The man who helped make Fleetwood Mac famous has had an equally intriguing solo career.

Before he joined Fleetwood Mac, Lindsey Buckingham was sketching out his brand of Brian Wilson-influenced pop with Stevie Nicks in the folky duo Buckingham Nicks. Mick Fleetwood invited the duo to join his band in late 1974. After Buckingham joined, the band’s pop tendencies flowered under his direction. Not only did he provide the group with some brilliant, surprisingly dark pop songs, he sharpened the other members’ songs with his production, arrangements, and breathtaking guitar playing. Buckingham left the band after its 1987 album, Tango in the Night, to concentrate on his solo recordings.

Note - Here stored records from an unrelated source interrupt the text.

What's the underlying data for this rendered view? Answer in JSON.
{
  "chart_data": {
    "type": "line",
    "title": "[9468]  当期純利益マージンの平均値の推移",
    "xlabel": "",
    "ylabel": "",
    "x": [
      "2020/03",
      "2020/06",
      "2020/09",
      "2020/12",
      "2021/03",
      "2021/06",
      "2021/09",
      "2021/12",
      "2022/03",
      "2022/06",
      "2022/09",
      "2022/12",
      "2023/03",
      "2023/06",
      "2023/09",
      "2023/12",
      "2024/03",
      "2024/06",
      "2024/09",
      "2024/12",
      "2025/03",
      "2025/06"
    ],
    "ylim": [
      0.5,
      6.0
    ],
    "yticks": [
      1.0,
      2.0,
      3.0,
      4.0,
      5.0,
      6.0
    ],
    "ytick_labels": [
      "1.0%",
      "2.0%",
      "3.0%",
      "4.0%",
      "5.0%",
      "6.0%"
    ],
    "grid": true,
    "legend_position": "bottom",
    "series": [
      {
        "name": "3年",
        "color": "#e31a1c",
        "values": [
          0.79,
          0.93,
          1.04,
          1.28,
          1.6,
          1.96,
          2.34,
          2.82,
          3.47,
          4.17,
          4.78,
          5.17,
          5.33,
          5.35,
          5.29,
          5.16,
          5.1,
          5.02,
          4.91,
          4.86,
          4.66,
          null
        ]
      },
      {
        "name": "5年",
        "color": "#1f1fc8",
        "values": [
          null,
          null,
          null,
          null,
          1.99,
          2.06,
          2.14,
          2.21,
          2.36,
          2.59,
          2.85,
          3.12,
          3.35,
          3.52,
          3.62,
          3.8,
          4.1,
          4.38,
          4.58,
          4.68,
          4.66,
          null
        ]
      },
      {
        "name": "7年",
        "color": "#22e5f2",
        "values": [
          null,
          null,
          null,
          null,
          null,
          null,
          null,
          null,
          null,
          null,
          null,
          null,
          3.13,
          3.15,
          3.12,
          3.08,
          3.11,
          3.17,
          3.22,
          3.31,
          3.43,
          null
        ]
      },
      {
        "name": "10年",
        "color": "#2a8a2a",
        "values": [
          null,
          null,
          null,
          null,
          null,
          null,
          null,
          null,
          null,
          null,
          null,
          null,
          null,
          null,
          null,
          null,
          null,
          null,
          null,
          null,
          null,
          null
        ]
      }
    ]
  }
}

In 2013 Lindsey and Christine McVie assembled at Village Recorder’s Studio D in Los Angeles (the same room where Tusk was cut) in order to re-establish creative chemistry. It worked. After returning to England, an inspired McVie began sending Buckingham demos and song snippets. They re-engaged in the recording process with John McVie and Mick Fleetwood for a new Fleetwood Mac studio album. The quartet cut eight songs before breaking off to rehearse for the band’s upcoming On with the Show tour, which began that fall (2014) and lasted an entire year. When Nicks decided to tour her own material in 2016 rather than reconvene in the studio, McVie, Buckingham, Fleetwood, and John McVie went back in to finish the record they’d begun. The finished project, entitled Lindsey Buckingham/Christine McVie was issued in June 2017.